Pubblicato il: 02/07/2026 – 15:41
VIBO VALENTIA Non la prima volta, ma dopo qualche mese di apparente serenità, la maggioranza al Comune di Vibo Valentia torna a scricchiolare. A rendere evidenti le crepe, questa volta, un “alleato” interno, un sostenitore dell’amministrazione Romeo: il Movimento 5 Stelle, che vanta tra le altre cose anche un assessore all’interno della Giunta. Dopo una riunione dei giorni scorsi, il coordinamento del Gruppo territoriale ha diramato un comunicato stampa in cui, neanche troppo velatamente, critica l’amministrazione Romeo, ribadendo «il grave disagio che investe il movimento per i tanti punti programmatici e le tante proposte avanzate in questi due anni rimasti insoluti o non adeguatamente affrontate». Tra questi, citano: «la mancata approvazione del Regolamento del Teatro, il mancato avvio del Polo Tecnologico della Professioni, l’assenza di collegialità nelle decisioni amministrative rilevanti, con interlocuzioni preventive con i gruppi consiliari e con le forze politiche della maggioranza».

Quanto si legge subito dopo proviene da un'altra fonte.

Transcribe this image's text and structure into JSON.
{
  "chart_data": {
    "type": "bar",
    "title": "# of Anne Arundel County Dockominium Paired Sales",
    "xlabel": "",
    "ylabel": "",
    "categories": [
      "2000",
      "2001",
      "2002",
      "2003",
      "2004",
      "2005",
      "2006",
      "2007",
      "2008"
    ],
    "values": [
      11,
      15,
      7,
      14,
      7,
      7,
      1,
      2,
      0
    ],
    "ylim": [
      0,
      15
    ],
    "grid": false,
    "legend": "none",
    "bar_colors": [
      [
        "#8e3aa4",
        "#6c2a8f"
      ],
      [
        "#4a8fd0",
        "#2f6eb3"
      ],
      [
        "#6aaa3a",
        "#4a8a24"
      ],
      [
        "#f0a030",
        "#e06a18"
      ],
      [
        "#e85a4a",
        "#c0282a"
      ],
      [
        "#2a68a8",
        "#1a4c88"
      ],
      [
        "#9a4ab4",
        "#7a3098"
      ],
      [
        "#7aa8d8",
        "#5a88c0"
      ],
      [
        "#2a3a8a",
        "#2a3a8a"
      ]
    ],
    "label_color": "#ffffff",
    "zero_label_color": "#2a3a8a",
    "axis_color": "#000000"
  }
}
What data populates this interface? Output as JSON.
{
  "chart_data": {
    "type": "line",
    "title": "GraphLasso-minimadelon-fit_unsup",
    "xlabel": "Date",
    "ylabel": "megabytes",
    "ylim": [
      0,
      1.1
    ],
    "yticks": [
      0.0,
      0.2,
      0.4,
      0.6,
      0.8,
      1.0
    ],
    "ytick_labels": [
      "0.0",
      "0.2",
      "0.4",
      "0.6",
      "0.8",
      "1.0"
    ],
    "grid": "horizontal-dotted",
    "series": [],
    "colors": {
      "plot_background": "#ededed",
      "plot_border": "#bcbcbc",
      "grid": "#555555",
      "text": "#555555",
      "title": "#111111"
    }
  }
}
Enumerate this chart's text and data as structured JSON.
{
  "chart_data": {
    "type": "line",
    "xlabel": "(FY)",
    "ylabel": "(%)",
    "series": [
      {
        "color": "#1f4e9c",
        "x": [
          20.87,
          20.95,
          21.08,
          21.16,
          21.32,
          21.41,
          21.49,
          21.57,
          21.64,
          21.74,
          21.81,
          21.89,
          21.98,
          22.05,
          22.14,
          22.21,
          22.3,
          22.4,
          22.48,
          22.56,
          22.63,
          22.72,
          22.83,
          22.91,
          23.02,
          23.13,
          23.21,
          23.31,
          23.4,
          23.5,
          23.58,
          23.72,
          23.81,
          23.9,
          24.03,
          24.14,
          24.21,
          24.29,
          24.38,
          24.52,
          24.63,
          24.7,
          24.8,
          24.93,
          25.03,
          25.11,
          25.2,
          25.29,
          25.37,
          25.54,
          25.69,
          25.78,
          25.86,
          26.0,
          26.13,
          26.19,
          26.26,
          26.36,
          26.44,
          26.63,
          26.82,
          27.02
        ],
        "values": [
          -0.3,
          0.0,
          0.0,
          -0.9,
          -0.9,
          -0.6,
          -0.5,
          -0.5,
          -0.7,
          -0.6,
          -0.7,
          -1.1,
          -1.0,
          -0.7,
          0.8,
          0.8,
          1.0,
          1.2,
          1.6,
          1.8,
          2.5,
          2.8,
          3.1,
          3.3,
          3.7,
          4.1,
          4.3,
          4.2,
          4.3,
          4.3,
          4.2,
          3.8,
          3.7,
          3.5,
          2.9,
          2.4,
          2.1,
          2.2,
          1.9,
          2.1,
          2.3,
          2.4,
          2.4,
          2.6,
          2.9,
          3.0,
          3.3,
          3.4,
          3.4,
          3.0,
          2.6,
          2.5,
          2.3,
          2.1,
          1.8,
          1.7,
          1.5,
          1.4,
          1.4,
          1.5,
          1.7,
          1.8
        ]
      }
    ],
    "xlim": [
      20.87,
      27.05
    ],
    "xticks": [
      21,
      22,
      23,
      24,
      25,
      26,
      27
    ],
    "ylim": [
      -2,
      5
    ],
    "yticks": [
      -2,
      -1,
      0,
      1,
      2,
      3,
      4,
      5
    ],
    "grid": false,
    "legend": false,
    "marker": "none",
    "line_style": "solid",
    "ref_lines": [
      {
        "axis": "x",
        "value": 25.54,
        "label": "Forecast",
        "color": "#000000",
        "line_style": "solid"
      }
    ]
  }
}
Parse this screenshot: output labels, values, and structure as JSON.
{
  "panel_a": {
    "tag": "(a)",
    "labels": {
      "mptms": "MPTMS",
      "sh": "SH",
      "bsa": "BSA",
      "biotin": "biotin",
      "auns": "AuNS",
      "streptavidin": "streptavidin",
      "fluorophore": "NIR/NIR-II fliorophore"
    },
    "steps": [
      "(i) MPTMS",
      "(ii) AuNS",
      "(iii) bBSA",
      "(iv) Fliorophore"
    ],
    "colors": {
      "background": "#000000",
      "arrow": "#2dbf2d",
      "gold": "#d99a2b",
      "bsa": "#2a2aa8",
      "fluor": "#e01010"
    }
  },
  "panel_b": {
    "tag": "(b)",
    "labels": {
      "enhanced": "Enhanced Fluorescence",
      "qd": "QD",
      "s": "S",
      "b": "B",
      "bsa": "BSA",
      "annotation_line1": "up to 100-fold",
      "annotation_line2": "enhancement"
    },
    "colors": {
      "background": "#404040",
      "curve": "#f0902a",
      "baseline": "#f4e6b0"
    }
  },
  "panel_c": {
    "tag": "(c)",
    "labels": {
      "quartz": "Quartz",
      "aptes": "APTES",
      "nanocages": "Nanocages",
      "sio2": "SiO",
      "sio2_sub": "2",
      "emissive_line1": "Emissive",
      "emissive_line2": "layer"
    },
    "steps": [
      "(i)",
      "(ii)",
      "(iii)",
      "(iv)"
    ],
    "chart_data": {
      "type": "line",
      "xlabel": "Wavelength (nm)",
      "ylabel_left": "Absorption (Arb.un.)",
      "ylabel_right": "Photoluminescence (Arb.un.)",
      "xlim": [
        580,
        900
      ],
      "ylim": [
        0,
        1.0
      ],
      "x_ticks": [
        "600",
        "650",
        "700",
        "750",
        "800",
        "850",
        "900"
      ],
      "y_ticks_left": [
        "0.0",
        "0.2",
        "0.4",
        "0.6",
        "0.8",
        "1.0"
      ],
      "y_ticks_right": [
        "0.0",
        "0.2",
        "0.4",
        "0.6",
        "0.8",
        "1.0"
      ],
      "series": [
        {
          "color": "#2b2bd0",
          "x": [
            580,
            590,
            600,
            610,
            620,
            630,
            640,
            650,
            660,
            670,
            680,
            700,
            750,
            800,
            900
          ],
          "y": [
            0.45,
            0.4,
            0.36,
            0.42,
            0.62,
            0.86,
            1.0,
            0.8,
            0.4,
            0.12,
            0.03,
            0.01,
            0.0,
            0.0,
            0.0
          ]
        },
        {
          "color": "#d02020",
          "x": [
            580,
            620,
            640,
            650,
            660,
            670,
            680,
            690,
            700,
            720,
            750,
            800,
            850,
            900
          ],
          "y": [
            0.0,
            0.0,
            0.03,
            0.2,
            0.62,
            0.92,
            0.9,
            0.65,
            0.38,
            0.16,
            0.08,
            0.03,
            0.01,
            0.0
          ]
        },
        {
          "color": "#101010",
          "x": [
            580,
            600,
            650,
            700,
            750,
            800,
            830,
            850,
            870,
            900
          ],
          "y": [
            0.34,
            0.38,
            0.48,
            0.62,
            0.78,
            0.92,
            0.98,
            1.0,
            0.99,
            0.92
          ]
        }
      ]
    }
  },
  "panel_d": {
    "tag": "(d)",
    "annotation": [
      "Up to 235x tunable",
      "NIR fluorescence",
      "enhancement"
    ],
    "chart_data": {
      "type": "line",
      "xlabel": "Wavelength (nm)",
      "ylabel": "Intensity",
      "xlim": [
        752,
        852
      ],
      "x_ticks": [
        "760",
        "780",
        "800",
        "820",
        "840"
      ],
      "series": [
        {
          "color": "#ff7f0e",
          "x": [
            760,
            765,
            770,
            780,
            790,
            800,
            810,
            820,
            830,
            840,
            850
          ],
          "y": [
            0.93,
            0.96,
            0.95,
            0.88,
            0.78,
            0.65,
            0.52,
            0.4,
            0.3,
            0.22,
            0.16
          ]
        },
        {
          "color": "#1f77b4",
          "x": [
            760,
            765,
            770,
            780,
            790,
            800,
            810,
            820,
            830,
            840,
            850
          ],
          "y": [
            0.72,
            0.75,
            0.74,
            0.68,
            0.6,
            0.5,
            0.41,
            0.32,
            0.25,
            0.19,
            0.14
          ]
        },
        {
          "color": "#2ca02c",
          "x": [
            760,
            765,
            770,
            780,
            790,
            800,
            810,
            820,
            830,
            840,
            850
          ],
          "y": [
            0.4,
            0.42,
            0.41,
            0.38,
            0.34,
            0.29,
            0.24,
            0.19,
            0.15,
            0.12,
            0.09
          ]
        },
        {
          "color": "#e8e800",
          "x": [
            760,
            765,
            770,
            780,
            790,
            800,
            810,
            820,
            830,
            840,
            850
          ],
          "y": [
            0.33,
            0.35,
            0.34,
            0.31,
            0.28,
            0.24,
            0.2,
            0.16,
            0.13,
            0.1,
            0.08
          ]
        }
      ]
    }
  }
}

I 5 stelle invocano un cambio di passo
«Un cambio di passo» è quanto richiesto dal M5S, scatenando – chiaramente – le reazioni dell’opposizione. «Il Movimento scopre oggi ciò che denunciamo da anni» ha attaccato il gruppo consiliare Cuore Vibonese, con i consiglieri comunali Giuseppe Cutrullà, Giuseppe Calabria, Giuseppe Russo e Danilo Tucci. «Troppo tardi per prendere le distanze da un fallimento che porta anche la loro firma. La città è ferma, il programma elettorale è stato largamente disatteso e le promesse fatte ai vibonesi sono rimaste, nella maggior parte dei casi, soltanto sulla carta. Le loro parole rappresentano, nei fatti, una clamorosa bocciatura dell’operato del sindaco Enzo Romeo e dell’intera amministrazione. Se è vero, come sostengono gli stessi esponenti del M5S, che serve un “cambio di passo”, che manca collegialità, che il programma amministrativo non viene attuato e che la città vive un evidente disagio amministrativo, allora significa che questa esperienza di governo ha già fallito il proprio mandato politico».